Using genotyping methods, it was confirmed that DRB1*03, DRB1*04, DRB1*0901 were susceptible alleles in the study of both black and white groups,27,30-34,36-41,46,50-53 which was consistent with this study. There was no obvious correlation between DRB1*04 and T1DM in Cameroonians.40 The results of a study in Japan showed that susceptibility of DR was DRB1*0802 >*0403 >*0406.34 DRB1*1301 was a susceptible marker in the Cameroonians40 while DRB1*0802 and DRB1*1301 were not relevant with T1DM in the present study. DRB1*07, DRB1*11,30,36,38 DRB1*0406,51 DRB1*15,38,40 DRB1*0403,50,52 DRB1*12,13,14,1532,40 were identified as protective alleles in Caucasian groups. In this study DRB1*07, DRB1*12, DRB1*13, DRB1*14, DRB1*0406 were the protective alleles for T1D in the Chinese population and DRB1*0403, DRB1*15 were not relevant with T1D. DRB1*08 and DRB1*16 were confirmed as protective alleles for T1D in Chinese in this study which were not found relevant with T1D in other races.
Good symmetry was found in most of the funnel plots of HLA-DQ, DR alleles, Egger's test for assessment of publication bias showed that publication bias had little impact on the results of the meta-analysis. Because this study developed a strict inclusion and exclusion criteria for literature and to exclude unqualified studies, the effect of selection bias was small.

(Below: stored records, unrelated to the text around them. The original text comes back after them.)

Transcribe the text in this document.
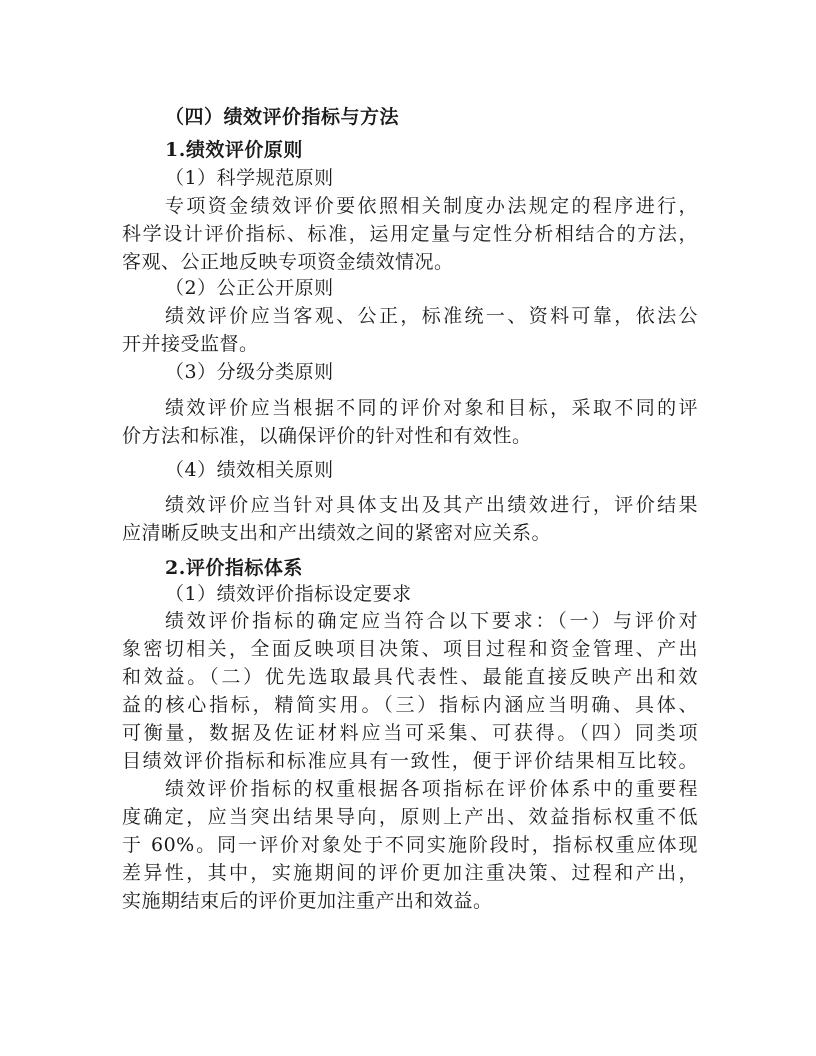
（四）绩效评价指标与方法

1.绩效评价原则

（1）科学规范原则

专项资金绩效评价要依照相关制度办法规定的程序进行，

科学设计评价指标、标准，运用定量与定性分析相结合的方法，

客观、公正地反映专项资金绩效情况。

（2）公正公开原则

绩效评价应当客观、公正，标准统一、资料可靠，依法公

开并接受监督。

（3）分级分类原则

绩效评价应当根据不同的评价对象和目标，采取不同的评

价方法和标准，以确保评价的针对性和有效性。

（4）绩效相关原则

绩效评价应当针对具体支出及其产出绩效进行，评价结果

应清晰反映支出和产出绩效之间的紧密对应关系。

2.评价指标体系

（1）绩效评价指标设定要求

绩效评价指标的确定应当符合以下要求：（一）与评价对

象密切相关，全面反映项目决策、项目过程和资金管理、产出

和效益。（二）优先选取最具代表性、最能直接反映产出和效

益的核心指标，精简实用。（三）指标内涵应当明确、具体、

可衡量，数据及佐证材料应当可采集、可获得。（四）同类项

目绩效评价指标和标准应具有一致性，便于评价结果相互比较。

绩效评价指标的权重根据各项指标在评价体系中的重要程

度确定，应当突出结果导向，原则上产出、效益指标权重不低

于 60%。同一评价对象处于不同实施阶段时，指标权重应体现

差异性，其中，实施期间的评价更加注重决策、过程和产出，

实施期结束后的评价更加注重产出和效益。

This analysis showed that there was a considerable difference in control groups among studies using serological methods and less difference for those using genotyping methods. This difference for serological methods may be related not only to race and geographical location but also to immunological detection technology at the time. That means serological methods might be less robust for this type of study whereas gene-level analysis could be more specific to a particular subtypes and improve study accuracy.

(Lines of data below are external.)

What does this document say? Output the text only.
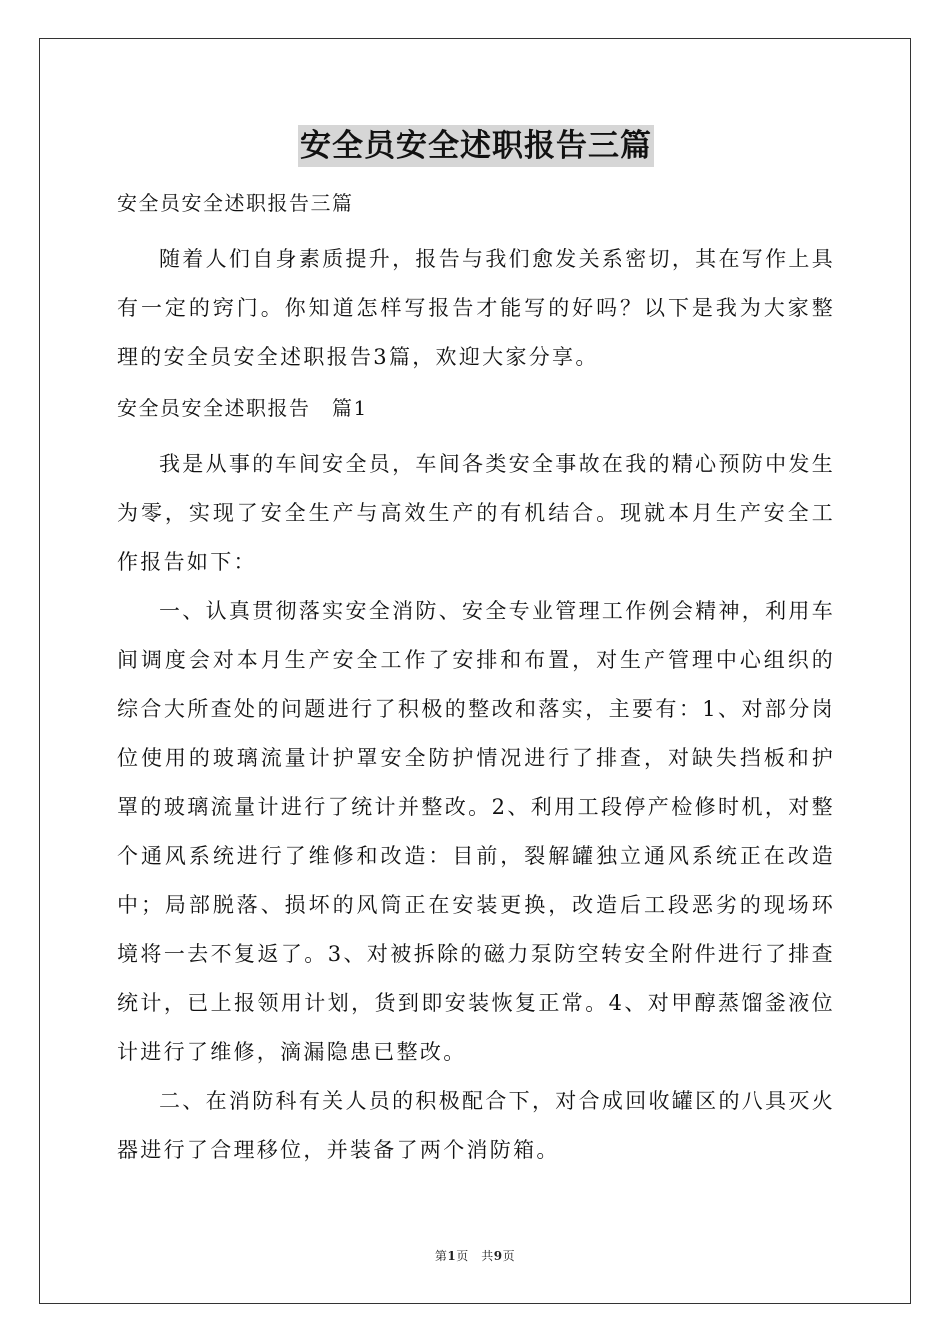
安全员安全述职报告三篇

安全员安全述职报告三篇

随着人们自身素质提升，报告与我们愈发关系密切，其在写作上具有一定的窍门。你知道怎样写报告才能写的好吗？以下是我为大家整理的安全员安全述职报告3篇，欢迎大家分享。

安全员安全述职报告　篇1

我是从事的车间安全员，车间各类安全事故在我的精心预防中发生为零，实现了安全生产与高效生产的有机结合。现就本月生产安全工作报告如下：

一、认真贯彻落实安全消防、安全专业管理工作例会精神，利用车间调度会对本月生产安全工作了安排和布置，对生产管理中心组织的综合大所查处的问题进行了积极的整改和落实，主要有：1、对部分岗位使用的玻璃流量计护罩安全防护情况进行了排查，对缺失挡板和护罩的玻璃流量计进行了统计并整改。2、利用工段停产检修时机，对整个通风系统进行了维修和改造：目前，裂解罐独立通风系统正在改造中；局部脱落、损坏的风筒正在安装更换，改造后工段恶劣的现场环境将一去不复返了。3、对被拆除的磁力泵防空转安全附件进行了排查统计，已上报领用计划，货到即安装恢复正常。4、对甲醇蒸馏釜液位计进行了维修，滴漏隐患已整改。

二、在消防科有关人员的积极配合下，对合成回收罐区的八具灭火器进行了合理移位，并装备了两个消防箱。

第1页　共9页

This study also had its own limitations. HLA-DQ, DR were mainly tested for by PCR with probe hybridization, but targets were not always verified by sequencing. Test methods were not identical between different laboratories, which may result in within-study bias. Although people in control groups were mainly healthy adults, we could not entirely rule out the possibility of the incidence of T1D in the future. However, the incidence rate of T1D in Chinese people is very low and, therefore, the selection bias from future incidence is negligible. For the analysis of the relationship between HLA and T1D, susceptibility and protection for T1D and DR-DQ linkage disequilibrium should be taken into account23,25 at the same time. However, because so little literature including DQ, DR haplotype (genotype) was available for inclusion in our meta-analysis, we only analyzed the specific alleles listed above. In fact, the main difference between races may be due to DR-DQ linkage disequilibrium.23 The systemic evaluation on the relationship between DR-DQ linkage disequilibrium and T1D may be the effective method to confirm genetic susceptibility of T1D between different ethnic or geographical populations, requiring further study.
This study evaluated the relevance of HLA-DQ, DR allele polymorphism and T1D in the Chinese population and compared the difference of T1D genetic susceptibility of T1D between Chinese population and other races abroad. The purpose of this study is to provide some evidence and enlightenment for further research on genetic susceptibility of T1D.